I use the following command to run the program:

mpiexec -n 4 -hostfile ~/machines release/apps/experiment/mshortestpath --graph /grid/0/j/dataset/twitter_input.

There are 8 nodes in machines.

But the log has following msg: WARNING: dc.cpp(init:587): Duplicate IP address: 10.0.10.161 WARNING: dc.cpp(init:592): For maximum performance, GraphLab strongly prefers running just one process per machine.

Does this means that the program runs on a single node?

Comments

User 568 | 11/5/2014, 10:23:38 PM

I run

mpiexec -n 8 -hostfile ~/machines release/apps/experiment/mshortestpath --graph /grid/0/j/dataset/twitter_input.

I have a cluster of 8 nodes and every nodes has 90+ GB mem. The dataset is about 20G.

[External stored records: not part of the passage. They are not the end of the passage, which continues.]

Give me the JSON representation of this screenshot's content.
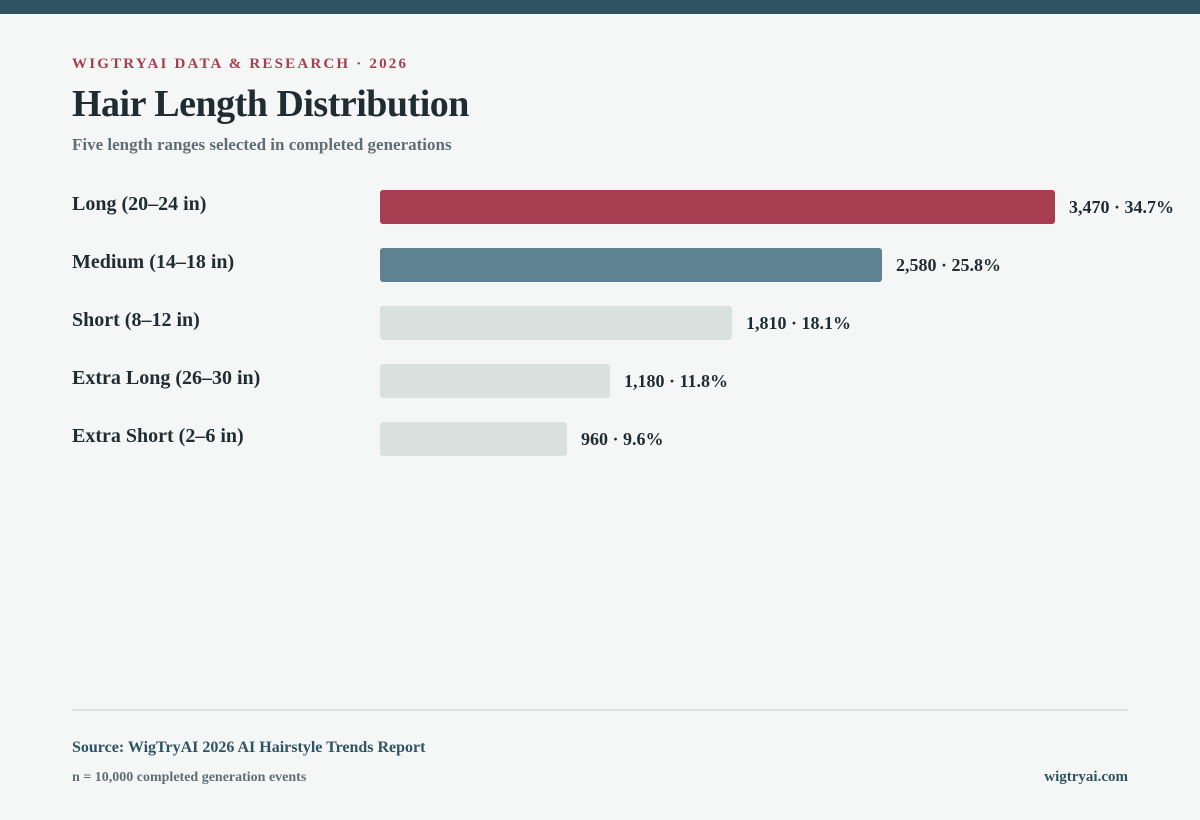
{
  "header": {
    "eyebrow": "WIGTRYAI DATA & RESEARCH · 2026",
    "title": "Hair Length Distribution",
    "subtitle": "Five length ranges selected in completed generations"
  },
  "chart_data": {
    "type": "bar",
    "orientation": "horizontal",
    "title": "Hair Length Distribution",
    "subtitle": "Five length ranges selected in completed generations",
    "categories": [
      "Long (20–24 in)",
      "Medium (14–18 in)",
      "Short (8–12 in)",
      "Extra Long (26–30 in)",
      "Extra Short (2–6 in)"
    ],
    "values": [
      3470,
      2580,
      1810,
      1180,
      960
    ],
    "percents": [
      34.7,
      25.8,
      18.1,
      11.8,
      9.6
    ],
    "value_labels": [
      "3,470 · 34.7%",
      "2,580 · 25.8%",
      "1,810 · 18.1%",
      "1,180 · 11.8%",
      "960 · 9.6%"
    ],
    "colors": [
      "#a63d50",
      "#5e8292",
      "#d9e1df",
      "#d9e1df",
      "#d9e1df"
    ],
    "xlim": [
      0,
      3470
    ],
    "grid": false,
    "legend": "none"
  },
  "footer": {
    "source": "Source: WigTryAI 2026 AI Hairstyle Trends Report",
    "note": "n = 10,000 completed generation events",
    "site": "wigtryai.com"
  }
}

However, the program end with

terminate called after throwing an instance of 'std::badalloc' terminate called after throwing an instance of 'std::badalloc' terminate called after throwing an instance of 'std::badalloc' what(): std::badalloc what(): std::badalloc what(): std::badalloc


User 6 | 11/6/2014, 7:43:31 AM

There are two different issues here. 1) duplicate ip - it means that two MPI powergraph nodes where run on the same physical machine. Check your host file maybe there are not enough hosts. 2) bad alloc - the system got out of memory. Probably because two MPI nodes run on the same physical machine and thus reducing the available mem by half

We recommend trying out GraphLab Create as 20Gb input file should not be a problem to run on a single multicore machine, and shortest path computation is supported.

Best,


User 568 | 11/6/2014, 2:02:51 PM

The hostfile has 8 nodes and every nodes has 90GB memory.

Do you know why it is still duplicate ip?